8 December 2011	Slides. This last lecture focused on computational aspects related to the ISU approach to dialogue management, with emphasis on computational models of grounding. We also briefly looked at dialogue act taxonomies and did a little exercise annoating a fragment of a dialogue from the Switchboard corpus. You can see the gold standard DA annotation for that dialogue here. See also slide 18 for details on inter-annotator agreement that were not given in class.
15 December 2011	Student presentations of final projects. slots of 17 minutes (12 + 5 minutes for questions) do NOT prepare more than 10 slides (send them to me beforehand) we will start sharp on time at 15h -- please don't be late! feel free to invite fellow students to attend the workshop See below for more details.	Email me the slides of your presentation by 13:00h on the day of the workshop (in PDF or PPT)
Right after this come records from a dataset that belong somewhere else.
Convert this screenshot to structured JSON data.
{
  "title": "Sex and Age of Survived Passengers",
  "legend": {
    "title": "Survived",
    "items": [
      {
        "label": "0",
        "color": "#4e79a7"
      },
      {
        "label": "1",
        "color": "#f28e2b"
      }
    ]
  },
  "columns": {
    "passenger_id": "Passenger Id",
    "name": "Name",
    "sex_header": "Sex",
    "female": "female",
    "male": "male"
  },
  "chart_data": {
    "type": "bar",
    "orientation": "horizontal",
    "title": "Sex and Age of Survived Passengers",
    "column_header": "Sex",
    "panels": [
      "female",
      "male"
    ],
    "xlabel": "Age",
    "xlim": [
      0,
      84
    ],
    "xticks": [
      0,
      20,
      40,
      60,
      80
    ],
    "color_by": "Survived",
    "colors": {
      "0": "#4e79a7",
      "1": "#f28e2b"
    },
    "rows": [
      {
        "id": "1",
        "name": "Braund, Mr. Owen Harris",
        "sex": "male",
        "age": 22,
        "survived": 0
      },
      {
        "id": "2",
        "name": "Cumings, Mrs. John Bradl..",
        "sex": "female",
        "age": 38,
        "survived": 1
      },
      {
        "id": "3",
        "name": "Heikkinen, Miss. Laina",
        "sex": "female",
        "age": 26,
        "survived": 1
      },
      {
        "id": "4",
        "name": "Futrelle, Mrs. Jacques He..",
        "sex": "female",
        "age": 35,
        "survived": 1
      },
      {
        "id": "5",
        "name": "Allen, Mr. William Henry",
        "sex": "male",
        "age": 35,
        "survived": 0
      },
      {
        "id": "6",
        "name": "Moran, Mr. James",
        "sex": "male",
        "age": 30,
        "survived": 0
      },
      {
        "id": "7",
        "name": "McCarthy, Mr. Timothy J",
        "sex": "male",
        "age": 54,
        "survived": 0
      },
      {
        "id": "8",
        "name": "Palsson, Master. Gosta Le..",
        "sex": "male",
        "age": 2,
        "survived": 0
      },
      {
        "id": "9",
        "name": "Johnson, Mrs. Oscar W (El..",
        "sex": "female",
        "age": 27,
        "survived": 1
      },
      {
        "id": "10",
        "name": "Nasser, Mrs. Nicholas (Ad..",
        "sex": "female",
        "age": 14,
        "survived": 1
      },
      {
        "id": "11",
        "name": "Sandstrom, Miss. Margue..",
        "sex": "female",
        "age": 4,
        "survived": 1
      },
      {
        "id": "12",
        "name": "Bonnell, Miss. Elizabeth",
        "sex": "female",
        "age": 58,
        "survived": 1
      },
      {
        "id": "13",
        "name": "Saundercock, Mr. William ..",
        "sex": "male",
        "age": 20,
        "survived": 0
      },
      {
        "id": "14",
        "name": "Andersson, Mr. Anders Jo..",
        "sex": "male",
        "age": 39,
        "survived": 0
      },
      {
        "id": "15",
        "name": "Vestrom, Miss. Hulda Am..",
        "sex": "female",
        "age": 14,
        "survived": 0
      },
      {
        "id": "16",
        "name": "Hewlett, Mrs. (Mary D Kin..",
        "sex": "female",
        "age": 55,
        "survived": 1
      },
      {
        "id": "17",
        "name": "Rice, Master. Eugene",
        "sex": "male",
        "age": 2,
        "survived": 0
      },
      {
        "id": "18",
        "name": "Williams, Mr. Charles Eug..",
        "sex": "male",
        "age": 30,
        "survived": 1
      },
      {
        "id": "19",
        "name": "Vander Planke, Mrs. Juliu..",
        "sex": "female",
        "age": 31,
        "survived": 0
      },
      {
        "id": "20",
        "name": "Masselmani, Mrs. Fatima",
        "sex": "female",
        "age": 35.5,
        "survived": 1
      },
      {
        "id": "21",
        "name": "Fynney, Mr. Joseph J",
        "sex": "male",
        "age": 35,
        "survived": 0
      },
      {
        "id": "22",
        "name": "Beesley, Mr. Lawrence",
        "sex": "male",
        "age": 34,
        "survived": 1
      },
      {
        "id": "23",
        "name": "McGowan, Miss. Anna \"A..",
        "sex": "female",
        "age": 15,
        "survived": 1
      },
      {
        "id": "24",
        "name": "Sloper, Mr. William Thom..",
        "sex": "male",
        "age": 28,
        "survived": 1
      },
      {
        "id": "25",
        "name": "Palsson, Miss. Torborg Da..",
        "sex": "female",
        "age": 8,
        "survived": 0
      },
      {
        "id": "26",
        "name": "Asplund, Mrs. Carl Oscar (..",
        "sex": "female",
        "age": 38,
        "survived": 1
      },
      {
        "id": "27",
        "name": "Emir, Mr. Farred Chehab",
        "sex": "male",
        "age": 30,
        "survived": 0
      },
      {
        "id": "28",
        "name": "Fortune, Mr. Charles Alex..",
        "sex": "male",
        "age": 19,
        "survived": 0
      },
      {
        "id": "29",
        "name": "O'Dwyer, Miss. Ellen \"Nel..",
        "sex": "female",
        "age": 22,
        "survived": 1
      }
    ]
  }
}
Final projects: During the second part of the course you should work on a personal project related to the topics of the course. Pretty much anything related to computational semantics and pragmatics broadly understood counts as a possible topic. Make sure you choose something you find interesting. Here are a few ideas on possible types of projects (abstracting over particular topics):

a quantitative corpus study of some interesting phenomenon
a machine learning experiment using an existing corpus
an analysis of data collected by youself in an experiment
an analysis and small extension of a paper from the literature
an analysis of interesting connections between different approaches

Some options in the list above may seem unfeasible to you, but they may be perfectly possible -- don't abandon an interesting idea before discussing it with me! Once you have agreed with me on a topic, these are the next steps:

1 December (by 13:00h): Abstract
Submit a 2-page abstract that summarises your plans for the project. This should include a brief introduction to the topic, a succinct description of your goals, and an outline of the work to be done and done so far. Of course, it should also include a section with any references you cite in the text. You may consider formatting your abstract using the style required for the final paper (see below).
15 December: Presentation
At the end of the course we'll have a little workshop where each of you should present your project topic and your work in progress to the rest of us. Presentations should last around 10-15 minutes. Both the speakers and the audience play important roles in this session. As a speaker, you should make your project understandable to your fellow class mates (who have not read your abstract). Ideally, your presentation should include the following:
1. background and motivation behind your study (why you do it)
2. your main aim (what you plan to do), and
3. a sketch of your approach (how you'll do it).
You may want to have a look at these general tips on how to give a talk by Ulle Endriss.
As part of the audience, you should try to give useful feedback: are there aspects that are not clear? do the approach and the work plan make sense? are they reasonable? can you think of suggestions for improvement?
29 December: Final paper (***papers submitted after the 31st of December will NOT be graded***)
The final output of your project should be a paper of at most 8 pages in total, including references (between 5 and 8 pages is appropriate). The paper should be written in Latex using the style-files of EACL 2012, which you can find here.